Il rapporto tra fondi e lavoro, questo è un punto delicato, un punto critico?intervista

Il rapporto tra fondi e lavoro è un rapporto importante, non è semplice, naturalmente, utilizzare i fondi Europei come sappiamo, perché troppo spesso, poi, l’Europa interviene negando alcune politiche che si possono mettere in atto, però è evidente che il lavoro si sviluppa laddove ci sono infrastrutture, laddove, per esempio, le imprese possono trovare quel contesto sociale, economico, di sicurezza e di sviluppo che invece, purtroppo, nel Mezzogiorno d’Italia non trovano. Non sta a me ricordare la FIAT di Termini Imerese che in qualche modo era diventata un po’ una storia che ciascuno raccontava; cioè l’impossibilità di trasferire poi le macchine nel continente. Quando parliamo del continente non ci riferiamo, chiaramente, all’Italia, ma a tutta l’Europa. Quindi è chiaro che i fondi comunitari se creano sviluppo, lo sviluppo, poi, automaticamente crea occupazione, e in particolare per il Mezzogiorno. Qualche giorno fa abbiamo visto i dati messi in campo dall’ISTAT, che il Governo in qualche modo ha utilizzato per dire che il “Jobs act” funziona. Noi diciamo che il “Jobs act” funzionerà quando non saremo solo in grado di trasformare i contratti di lavoro, per carità, da precari a tempo indeterminato, seppure a tutele crescenti, ma il “Jobs act” funzionerà quando ci saranno pure le condizioni di contesto perché le Imprese ricomincino a creare prodotti, quindi, a creare occupazione.

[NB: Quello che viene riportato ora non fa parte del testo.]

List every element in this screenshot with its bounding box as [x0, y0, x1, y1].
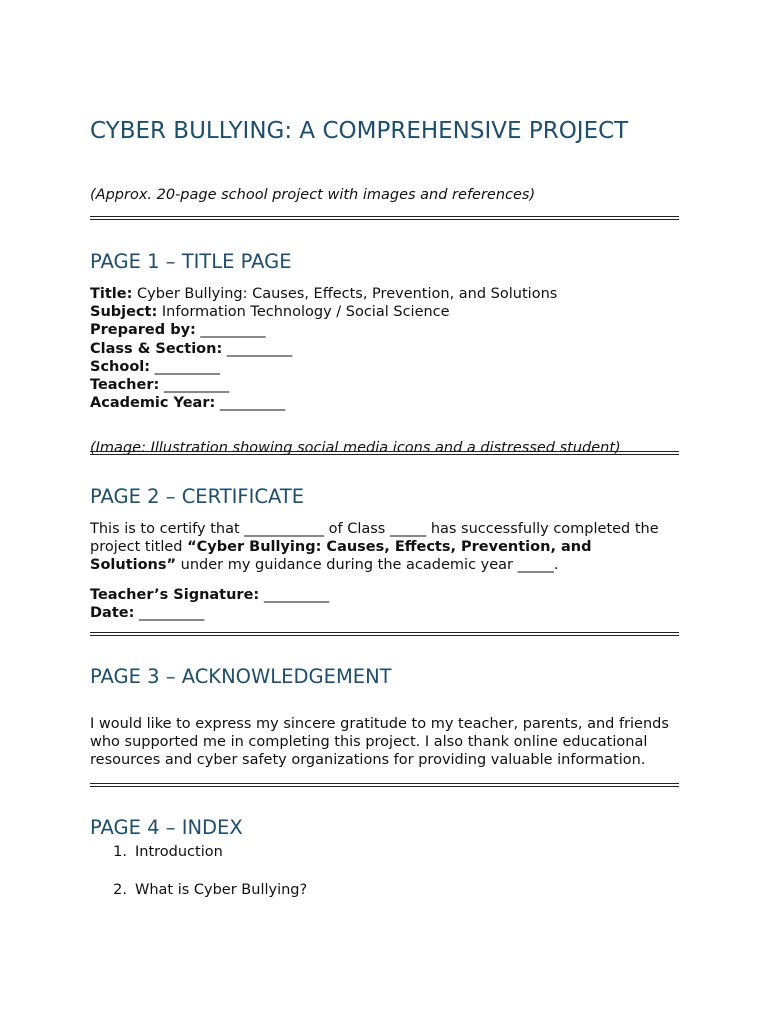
list-item-number: 2.	[113, 882, 127, 898]
field-value: _________	[259, 587, 330, 603]
field-label: Date:	[90, 605, 135, 622]
certificate-text	[90, 520, 680, 575]
page2-heading: PAGE 2 – CERTIFICATE	[90, 485, 305, 508]
field-value: _________	[215, 395, 286, 412]
certificate-text-after: under my guidance during the academic year _____.	[176, 557, 559, 574]
field-prepared-by	[90, 321, 680, 339]
list-item	[90, 844, 307, 882]
acknowledgement-text: I would like to express my sincere gratitude to my teacher, parents, and friends who supported me in completing this project. I also thank online educational resources and cyber safety organizations for providing valuable information.	[90, 715, 669, 768]
field-teacher	[90, 376, 680, 394]
field-value: _________	[195, 322, 266, 339]
field-value: _________	[159, 377, 230, 394]
image-note: (Image: Illustration showing social media icons and a distressed student)	[90, 439, 621, 456]
field-label: Subject:	[90, 304, 158, 321]
page3-heading: PAGE 3 – ACKNOWLEDGEMENT	[90, 665, 392, 688]
list-item-label: Introduction	[135, 844, 223, 860]
divider	[90, 216, 679, 220]
divider	[90, 451, 679, 455]
page4-heading: PAGE 4 – INDEX	[90, 816, 243, 839]
field-label: Class & Section:	[90, 340, 223, 357]
field-academic-year	[90, 394, 680, 412]
field-class-section	[90, 340, 680, 358]
field-value: Information Technology / Social Science	[157, 304, 450, 321]
page1-heading: PAGE 1 – TITLE PAGE	[90, 250, 292, 273]
field-label: Prepared by:	[90, 322, 196, 339]
field-value: _________	[222, 340, 293, 357]
list-item	[90, 882, 307, 920]
field-label: Teacher:	[90, 377, 160, 394]
document-subtitle: (Approx. 20-page school project with images and references)	[90, 187, 536, 203]
title-page-fields	[90, 285, 680, 412]
field-label: Title:	[90, 286, 133, 302]
field-label: Teacher’s Signature:	[90, 587, 260, 603]
field-date	[90, 604, 680, 622]
certificate-project-title: “Cyber Bullying: Causes, Effects, Prevention, and Solutions”	[90, 539, 592, 574]
certificate-fields	[90, 586, 680, 622]
field-label: Academic Year:	[90, 395, 216, 412]
field-value: Cyber Bullying: Causes, Effects, Prevention, and Solutions	[132, 286, 558, 302]
divider	[90, 783, 679, 787]
field-school	[90, 358, 680, 376]
field-label: School:	[90, 358, 151, 375]
list-item-number: 1.	[113, 844, 127, 860]
index-list	[90, 844, 307, 920]
divider	[90, 632, 679, 636]
field-value: _________	[150, 358, 220, 375]
certificate-paragraph	[90, 520, 680, 575]
list-item-label: What is Cyber Bullying?	[135, 882, 308, 898]
field-title	[90, 285, 680, 303]
certificate-text-before: This is to certify that ___________ of Class _____ has successfully completed the project titled	[90, 521, 659, 556]
document-title: CYBER BULLYING: A COMPREHENSIVE PROJECT	[90, 118, 629, 144]
field-subject	[90, 303, 680, 321]
field-teacher-signature	[90, 586, 680, 604]
field-value: _________	[134, 605, 205, 622]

Secondo lei la politica nazionale può fare di più per migliorare le condizioni della Sicilia e del Sud in generale?

Io penso che la politica deve fare di più. Non voglio aprire una polemica in questo momento, ma per esempio, la Sicilia è divisa ancora in due. Da quando ci fu il famoso crollo del viadotto, ormai sono passati diversi mesi, io ho visto ed ascoltato il ministro delle infrastrutture; lo stesso Premier, prendere impegni che ancora, mi pare, non siano mantenuti. Quindi è evidente che dalla politica degli “slogan” il Governo deve passare ad una politica che metta veramente in campo quelle azioni che troppo spesso rimangono, poi, nei “Tweet” del Presidente del Consiglio.